Prices were rising “on a continued evolution of the weather outlooks for increasing gas demand from the power sector over the next three weeks,” said Gary Cunningham, director of market research at Tradition Energy.
Data provider Refinitiv forecast the number of cooling degree days (CDDs) in the coming two weeks to rise to 164, from the 153 CDDs forecast a day earlier, and above the 30-year normal of 147.
CDDs measure the number of degrees a day’s average temperature is above 65 Fahrenheit (18 Celsius) and provide a snapshot into likely demand for cooling.
Refinitiv estimated natural gas consumption by the U.S. power sector to jump to 37.6 billion cubic feet per day (bcfd) this week from 31.8 bcfd last week, driving overall demand this week to 95.7 bcfd from 90.9 bcfd.

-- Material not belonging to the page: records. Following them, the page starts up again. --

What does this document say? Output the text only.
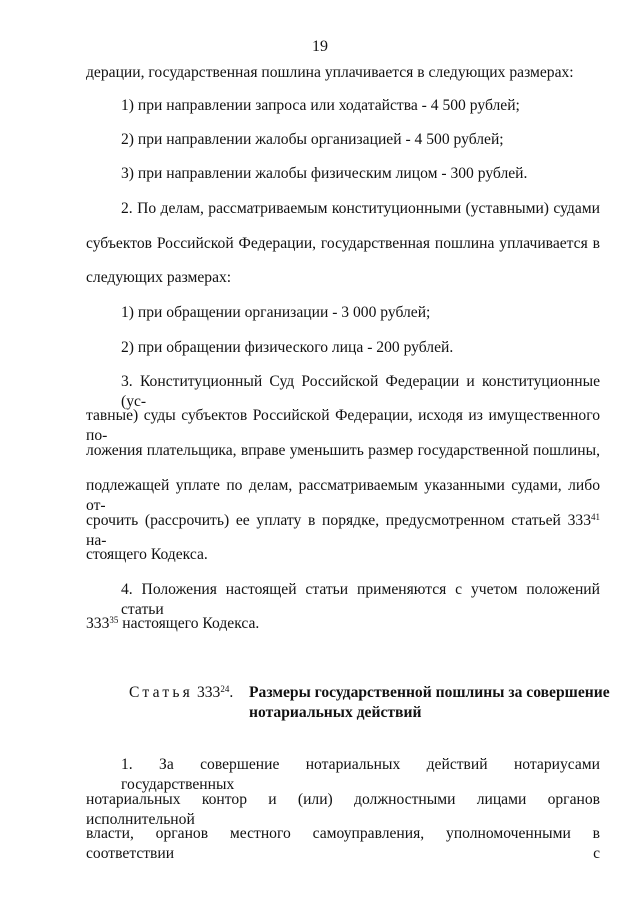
19

дерации, государственная пошлина уплачивается в следующих размерах:

1) при направлении запроса или ходатайства - 4 500 рублей;

2) при направлении жалобы организацией - 4 500 рублей;

3) при направлении жалобы физическим лицом - 300 рублей.

2. По делам, рассматриваемым конституционными (уставными) судами

субъектов Российской Федерации, государственная пошлина уплачивается в

следующих размерах:

1) при обращении организации - 3 000 рублей;

2) при обращении физического лица - 200 рублей.

3. Конституционный Суд Российской Федерации и конституционные (ус-

тавные) суды субъектов Российской Федерации, исходя из имущественного по-

ложения плательщика, вправе уменьшить размер государственной пошлины,

подлежащей уплате по делам, рассматриваемым указанными судами, либо от-

срочить (рассрочить) ее уплату в порядке, предусмотренном статьей $333^{41}$ на-

стоящего Кодекса.

4. Положения настоящей статьи применяются с учетом положений статьи

$333^{35}$ настоящего Кодекса.

Статья $333^{24}$. Размеры государственной пошлины за совершение
нотариальных действий

1. За совершение нотариальных действий нотариусами государственных

нотариальных контор и (или) должностными лицами органов исполнительной

власти, органов местного самоуправления, уполномоченными в соответствии с
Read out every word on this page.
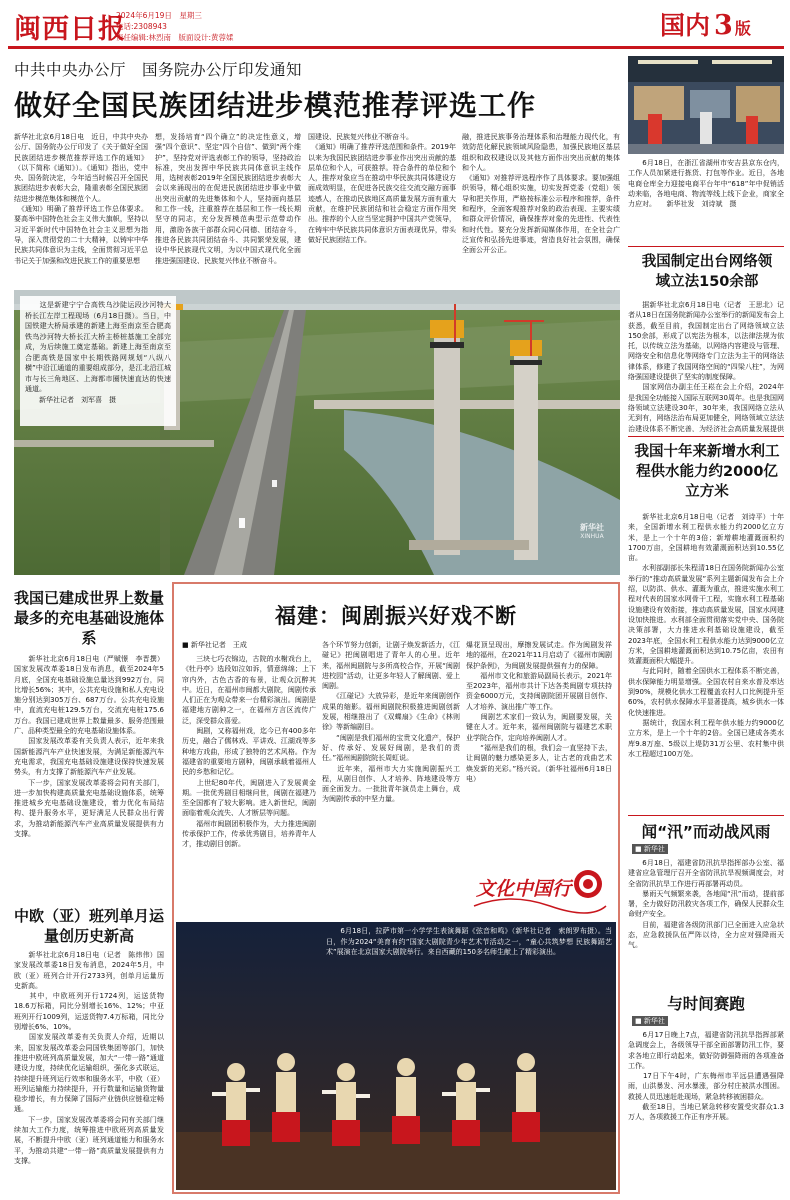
闽西日报
2024年6月19日　星期三
电话:2308943
责任编辑:林烈南　版面设计:黄蓉媃	国内 3 版
中共中央办公厅　国务院办公厅印发通知
做好全国民族团结进步模范推荐评选工作
新华社北京6月18日电　近日，中共中央办公厅、国务院办公厅印发了《关于做好全国民族团结进步模范推荐评选工作的通知》（以下简称《通知》）。《通知》指出，党中央、国务院决定，今年适当时候召开全国民族团结进步表彰大会，隆重表彰全国民族团结进步模范集体和模范个人。
　《通知》明确了推荐评选工作总体要求。要高举中国特色社会主义伟大旗帜，坚持以习近平新时代中国特色社会主义思想为指导，深入贯彻党的二十大精神，以铸牢中华民族共同体意识为主线，全面贯彻习近平总书记关于加强和改进民族工作的重要思想
想，发扬培育“四个确立”的决定性意义，增强“四个意识”、坚定“四个自信”、做到“两个维护”，坚持党对评选表彰工作的领导，坚持政治标准，突出发挥中华民族共同体意识主线作用，选树表彰2019年全国民族团结进步表彰大会以来涌现出的在促进民族团结进步事业中做出突出贡献的先进集体和个人，坚持面向基层和工作一线，注重推荐在基层和工作一线长期坚守的同志，充分发挥模范典型示范带动作用，激励各族干部群众同心同德、团结奋斗，推进各民族共同团结奋斗、共同繁荣发展，建设中华民族现代文明，为以中国式现代化全面推进强国建设、民族复兴伟业不断奋斗。
国建设、民族复兴伟业不断奋斗。
　《通知》明确了推荐评选范围和条件。2019年以来为我国民族团结进步事业作出突出贡献的基层单位和个人，可获推荐。符合条件的单位和个人，推荐对象应当在推动中华民族共同体建设方面成效明显，在促进各民族交往交流交融方面事迹感人，在推动民族地区高质量发展方面有重大贡献，在维护民族团结和社会稳定方面作用突出。推荐的个人应当坚定拥护中国共产党领导，在铸牢中华民族共同体意识方面表现优异，带头做好民族团结工作。
融，推进民族事务治理体系和治理能力现代化，有效防范化解民族领域风险隐患，加强民族地区基层组织和政权建设以及其他方面作出突出贡献的集体和个人。
　《通知》对推荐评选程序作了具体要求。要加强组织领导，精心组织实施，切实发挥党委（党组）领导和把关作用，严格按标准公示程序和推荐，条件和程序，全面客观推荐对象的政治表现、主要实绩和群众评价情况，确保推荐对象的先进性、代表性和时代性。要充分发挥新闻媒体作用，在全社会广泛宣传和弘扬先进事迹，营造良好社会氛围，确保全面公开公正。
　　这是新建宁宁合高铁乌沙陡运段沙河特大桥长江左岸工程现场（6月18日摄）。当日，中国铁建大桥局承建的新建上海至南京至合肥高铁鸟沙河特大桥长江大桥主桥桩基施工全部完成，为后续施工奠定基础。新建上海至南京至合肥高铁是国家中长期铁路网规划“八纵八横”中沿江通道的重要组成部分，是江北沿江城市与长三角地区、上海都市圈快速直达的快速通道。
　　新华社记者　刘军喜　摄
新华社
XINHUA
　　6月18日，在浙江省湖州市安吉县京东仓内，工作人员加紧进行拣货、打包等作业。近日，各地电商仓库全力迎接电商平台年中“618”年中促销活动来临，各地电商、物流等线上线下企业，商家全力应对。　　新华社发　刘诗斌　摄
我国制定出台网络领域立法150余部
　　据新华社北京6月18日电（记者　王思北）记者从18日在国务院新闻办公室举行的新闻发布会上获悉，截至目前，我国制定出台了网络领域立法150余部，形成了以宪法为根本，以法律法规为依托，以传统立法为基础，以网络内容建设与管理、网络安全和信息化等网络专门立法为主干的网络法律体系，修建了我国网络空间的“四梁八柱”，为网络强国建设提供了坚实的制度保障。
　　国家网信办副主任王崧在会上介绍，2024年是我国全功能接入国际互联网30周年。也是我国网络领域立法建设30年，30年来，我国网络立法从无到有，网络法治布局更加健全，网络领域立法法治建设体系不断完善，为经济社会高质量发展提供

我国十年来新增水利工程供水能力约2000亿立方米
　　新华社北京6月18日电（记者　刘诗平）十年来，全国新增水利工程供水能力约2000亿立方米，是上一个十年的3倍；新增耕地灌溉面积约1700万亩，全国耕地有效灌溉面积达到10.55亿亩。
　　水利部副部长朱程清18日在国务院新闻办公室举行的“推动高质量发展”系列主题新闻发布会上介绍，以防洪、供水、灌溉为重点，推进实施水利工程对代表的国家水网骨干工程，实施水利工程基础设施建设有效衔接，推动高质量发展，国家水网建设加快推进。水利部全面贯彻落实党中央、国务院决策部署，大力推进水利基础设施建设，截至2023年底，全国水利工程供水能力达到9000亿立方米，全国耕地灌溉面积达到10.75亿亩，农田有效灌溉面积大幅提升。
　　与此同时，随着全国供水工程体系不断完善，供水保障能力明显增强。全国农村自来水普及率达到90%，规模化供水工程覆盖农村人口比例提升至60%，农村供水保障水平显著提高，城乡供水一体化快速推进。
　　据统计，我国水利工程年供水能力约9000亿立方米，是上一个十年的2倍。全国已建成各类水库9.8万座、5级以上堤防31万公里、农村集中供水工程超过100万处。
闻“汛”而动战风雨
■ 新华社
　　6月18日，福建省防汛抗旱指挥部办公室、福建省应急管理厅召开全省防汛抗旱视频调度会，对全省防汛抗旱工作进行再部署再动员。
　　暴雨天气频繁来袭，各地闻“汛”而动，提前部署，全力做好防汛救灾各项工作，确保人民群众生命财产安全。
　　目前，福建省各级防汛部门已全面进入应急状态，应急救援队伍严阵以待，全力应对强降雨天气。
与时间赛跑
■ 新华社
　　6月17日晚上7点，福建省防汛抗旱指挥部紧急调度会上，各级领导干部全面部署防汛工作，要求各地立即行动起来，做好防御强降雨的各项准备工作。
　　17日下午4时，广东梅州市平远县遭遇强降雨，山洪暴发、河水暴涨，部分村庄被洪水围困。救援人员迅速赶赴现场，紧急转移被困群众。
　　截至18日，当地已紧急转移安置受灾群众1.3万人，各项救援工作正有序开展。
我国已建成世界上数量最多的充电基础设施体系
　　新华社北京6月18日电（严赋憬　李晋撰）国家发展改革委18日发布消息，截至2024年5月底，全国充电基础设施总量达到992万台，同比增长56%；其中，公共充电设施和私人充电设施分别达到305万台、687万台。公共充电设施中，直流充电桩129.5万台，交流充电桩175.6万台。我国已建成世界上数量最多、服务范围最广、品种类型最全的充电基础设施体系。
　　国家发展改革委有关负责人表示，近年来我国新能源汽车产业快速发展，为满足新能源汽车充电需求，我国充电基础设施建设保持快速发展势头，有力支撑了新能源汽车产业发展。
　　下一步，国家发展改革委将会同有关部门，进一步加快构建高质量充电基础设施体系，统筹推进城乡充电基础设施建设，着力优化布局结构、提升服务水平，更好满足人民群众出行需求，为推动新能源汽车产业高质量发展提供有力支撑。
中欧（亚）班列单月运量创历史新高
　　新华社北京6月18日电（记者　陈炜伟）国家发展改革委18日发布消息，2024年5月，中欧（亚）班列合计开行2733列，创单月运量历史新高。
　　其中，中欧班列开行1724列，运送货物18.6万标箱，同比分别增长16%、12%；中亚班列开行1009列，运送货物7.4万标箱，同比分别增长6%、10%。
　　国家发展改革委有关负责人介绍，近期以来，国家发展改革委会同国铁集团等部门，加快推进中欧班列高质量发展，加大“一带一路”通道建设力度，持续优化运输组织，强化多式联运，持续提升班列运行效率和服务水平，中欧（亚）班列运输能力持续提升，开行数量和运输货物量稳步增长，有力保障了国际产业链供应链稳定畅通。
　　下一步，国家发展改革委将会同有关部门继续加大工作力度，统筹推进中欧班列高质量发展，不断提升中欧（亚）班列通道能力和服务水平，为推动共建“一带一路”高质量发展提供有力支撑。
福建：闽剧振兴好戏不断
■ 新华社记者　王成
　　三块七巧衣锦边，古院的水榭戏台上，《牡丹亭》选段如泣如诉，情意绵绵；上下帘内外，古色古香的布景，让观众沉醉其中。近日，在福州市闽都大剧院，闽剧传承人们正在为观众带来一台精彩演出。闽剧是福建地方剧种之一，在福州方言区流传广泛，深受群众喜爱。
　　闽剧，又称福州戏，迄今已有400多年历史，融合了儒林戏、平讲戏、江湖戏等多种地方戏曲，形成了独特的艺术风格。作为福建省的重要地方剧种，闽剧承载着福州人民的乡愁和记忆。
　　上世纪80年代，闽剧进入了发展黄金期。一批优秀剧目相继问世，闽剧在福建乃至全国都有了较大影响。进入新世纪，闽剧面临着观众流失、人才断层等问题。
　　福州市闽剧团积极作为，大力推进闽剧传承保护工作，传承优秀剧目，培养青年人才，推动剧目创新。
各个环节努力创新，让剧子焕发新活力，《江碰记》把闽剧唱进了青年人的心里。近年来，福州闽剧院与多所高校合作，开展“闽剧进校园”活动，让更多年轻人了解闽剧、爱上闽剧。
　　《江碰记》大放异彩，是近年来闽剧创作成果的缩影。福州闽剧院积极推进闽剧创新发展，相继推出了《双蝶扇》《生命》《林则徐》等新编剧目。
　　“闽剧是我们福州的宝贵文化遗产，保护好、传承好、发展好闽剧，是我们的责任。”福州闽剧院院长周虹说。
　　近年来，福州市大力实施闽剧振兴工程，从剧目创作、人才培养、阵地建设等方面全面发力。一批批青年演员走上舞台，成为闽剧传承的中坚力量。
爆花顶呈现出，摩擦发展试走。作为闽剧发祥地的福州，在2021年11月启动了《福州市闽剧保护条例》，为闽剧发展提供强有力的保障。
　　福州市文化和旅游局副局长表示，2021年至2023年，福州市共计下达各类闽剧专项扶持资金6000万元，支持闽剧院团开展剧目创作、人才培养、演出推广等工作。
　　闽剧艺术家们一致认为，闽剧要发展，关键在人才。近年来，福州闽剧院与福建艺术职业学院合作，定向培养闽剧人才。
　　“福州是我们的根，我们会一直坚持下去，让闽剧的魅力感染更多人，让古老的戏曲艺术焕发新的光彩。”杨兴说。（新华社福州6月18日电）
文化中国行
　　6月18日，拉萨市第一小学学生表演舞蹈《弦音和鸣》（新华社记者　索朗罗布摄）。当日，作为2024“美育有约”国家大剧院青少年艺术节活动之一，“童心共筑梦想 民族舞蹈艺术”展演在北京国家大剧院举行。来自西藏的150多名师生献上了精彩演出。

Higher demand from power generators to produce electricity amid rising air conditioning use reduces the fuel available to go into storage for the peak winter heating season. That helps boost prices.
“The fundamentals have us probably capped well under $2.40 on the July (contract) until something significant happens like a return of the LNG terminals which are currently down for maintenance,” Cunningham said.
Gas flows to the seven big U.S. LNG export plants fell to an average of 12.0 bcfd so far in June, down from 13.0 bcfd in May. That is well below the monthly record of 14.0 bcfd in April due to maintenance at several facilities, including Cheniere Energy Inc’s Sabine Pass in Louisiana.
Production, meanwhile, was seen staying largely stagnant at 102.2 bcfd this week from 103 bcfd last week, according to Refinitiv data, before edging up to 102.6 bcfd next week.
Traders also awaited the U.S. Energy Information Administration’s weekly gas storage report at 10:30 a.m. EDT (1430 GMT) on Thursday.